A Novel Hybrid Feature Selection with Cascaded LSTM: Enhancing Security in IoT Networks

Algorithm 1

Stage wise feature selection.
Feature selection Stage 1: RFE Algorithm
1. Initialization:
 I. Feature set: Let F denotes the features where F = {f1, f2,…. fn}, n is the total no of features.
 II. Initialize: The selected the features F´ with all the features of F.
 III. Specify: Let k be the number of features to be selected.
 IV. Elimination: Let D represents the list of eliminated features.
2. Feature Selection:
 I. Perform: Until the features in F´ is greater than k perform: 1–4
  1. Train the RF model with the features of F´.
  2. Compute the feature importance score of the features in F´ as IS(f).
  3. Rank the features of F´ Rank(fi) based on the importance score IS(f).
  4. Remove the least important nk features from F´. Update the eliminated features in D.
3. RFE Selected Features:
 I. Initial Elimination: The features in F´ denote the selected features and D provides the eliminated features.
Feature selection Stage 2: IG Algorithm
4. Initialization:
 I. Feature set: Let F´ denotes the input dataset with F´ = {f1, f2,… fnk}.
 II. Initialize: The selected features F´´ with all the features of F´.
 III. Specify: Let k´ be the number of features to be selected.
 IV. Elimination: Let D´ represents the features eliminated using IG.
5. Feature Selection:
 I. Compute the entropy of features in F´´.
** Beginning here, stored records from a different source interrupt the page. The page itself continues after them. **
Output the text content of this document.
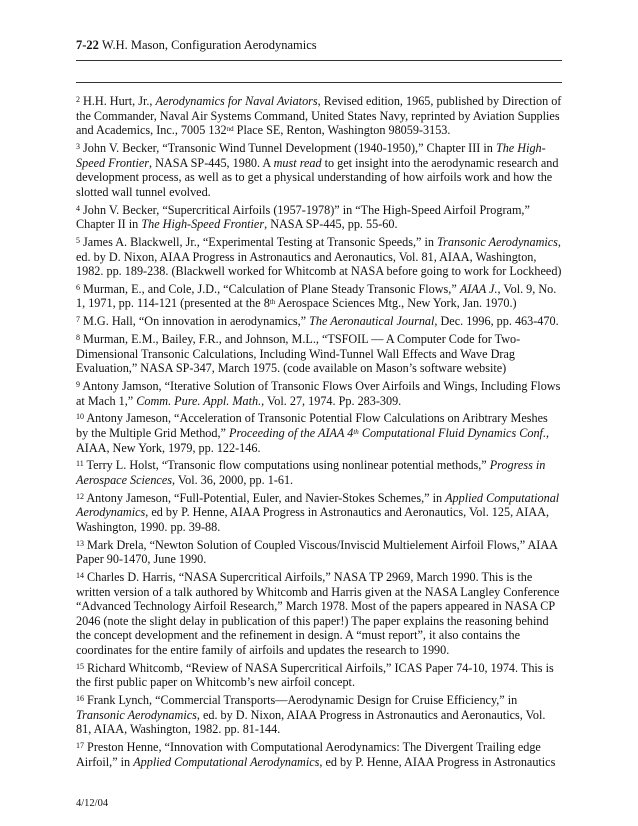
7-22 W.H. Mason, Configuration Aerodynamics

$^2$ H.H. Hurt, Jr., Aerodynamics for Naval Aviators, Revised edition, 1965, published by Direction of the Commander, Naval Air Systems Command, United States Navy, reprinted by Aviation Supplies and Academics, Inc., 7005 132nd Place SE, Renton, Washington 98059-3153.

$^3$ John V. Becker, “Transonic Wind Tunnel Development (1940-1950),” Chapter III in The High-Speed Frontier, NASA SP-445, 1980. A must read to get insight into the aerodynamic research and development process, as well as to get a physical understanding of how airfoils work and how the slotted wall tunnel evolved.

$^4$ John V. Becker, “Supercritical Airfoils (1957-1978)” in “The High-Speed Airfoil Program,” Chapter II in The High-Speed Frontier, NASA SP-445, pp. 55-60.

$^5$ James A. Blackwell, Jr., “Experimental Testing at Transonic Speeds,” in Transonic Aerodynamics, ed. by D. Nixon, AIAA Progress in Astronautics and Aeronautics, Vol. 81, AIAA, Washington, 1982. pp. 189-238. (Blackwell worked for Whitcomb at NASA before going to work for Lockheed)

$^6$ Murman, E., and Cole, J.D., “Calculation of Plane Steady Transonic Flows,” AIAA J., Vol. 9, No. 1, 1971, pp. 114-121 (presented at the 8th Aerospace Sciences Mtg., New York, Jan. 1970.)

$^7$ M.G. Hall, “On innovation in aerodynamics,” The Aeronautical Journal, Dec. 1996, pp. 463-470.

$^8$ Murman, E.M., Bailey, F.R., and Johnson, M.L., “TSFOIL — A Computer Code for Two-Dimensional Transonic Calculations, Including Wind-Tunnel Wall Effects and Wave Drag Evaluation,” NASA SP-347, March 1975. (code available on Mason’s software website)

$^9$ Antony Jamson, “Iterative Solution of Transonic Flows Over Airfoils and Wings, Including Flows at Mach 1,” Comm. Pure. Appl. Math., Vol. 27, 1974. Pp. 283-309.

$^{10}$ Antony Jameson, “Acceleration of Transonic Potential Flow Calculations on Aribtrary Meshes by the Multiple Grid Method,” Proceeding of the AIAA 4th Computational Fluid Dynamics Conf., AIAA, New York, 1979, pp. 122-146.

$^{11}$ Terry L. Holst, “Transonic flow computations using nonlinear potential methods,” Progress in Aerospace Sciences, Vol. 36, 2000, pp. 1-61.

$^{12}$ Antony Jameson, “Full-Potential, Euler, and Navier-Stokes Schemes,” in Applied Computational Aerodynamics, ed by P. Henne, AIAA Progress in Astronautics and Aeronautics, Vol. 125, AIAA, Washington, 1990. pp. 39-88.

$^{13}$ Mark Drela, “Newton Solution of Coupled Viscous/Inviscid Multielement Airfoil Flows,” AIAA Paper 90-1470, June 1990.

$^{14}$ Charles D. Harris, “NASA Supercritical Airfoils,” NASA TP 2969, March 1990. This is the written version of a talk authored by Whitcomb and Harris given at the NASA Langley Conference “Advanced Technology Airfoil Research,” March 1978. Most of the papers appeared in NASA CP 2046 (note the slight delay in publication of this paper!) The paper explains the reasoning behind the concept development and the refinement in design. A “must report”, it also contains the coordinates for the entire family of airfoils and updates the research to 1990.

$^{15}$ Richard Whitcomb, “Review of NASA Supercritical Airfoils,” ICAS Paper 74-10, 1974. This is the first public paper on Whitcomb’s new airfoil concept.

$^{16}$ Frank Lynch, “Commercial Transports—Aerodynamic Design for Cruise Efficiency,” in Transonic Aerodynamics, ed. by D. Nixon, AIAA Progress in Astronautics and Aeronautics, Vol. 81, AIAA, Washington, 1982. pp. 81-144.

$^{17}$ Preston Henne, “Innovation with Computational Aerodynamics: The Divergent Trailing edge Airfoil,” in Applied Computational Aerodynamics, ed by P. Henne, AIAA Progress in Astronautics

4/12/04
 II. Compute the information gain IG of each feature in F´´.
 III. Rank the features of F´´ using the IG score.
 IV. Remove the least important nkk´ features from F´´. Update the eliminated features in D´.
6. RFE-IG Selected Features:
 I. Final Elimination: The features in F´´ denotes the selected features and D´ provides the eliminated features.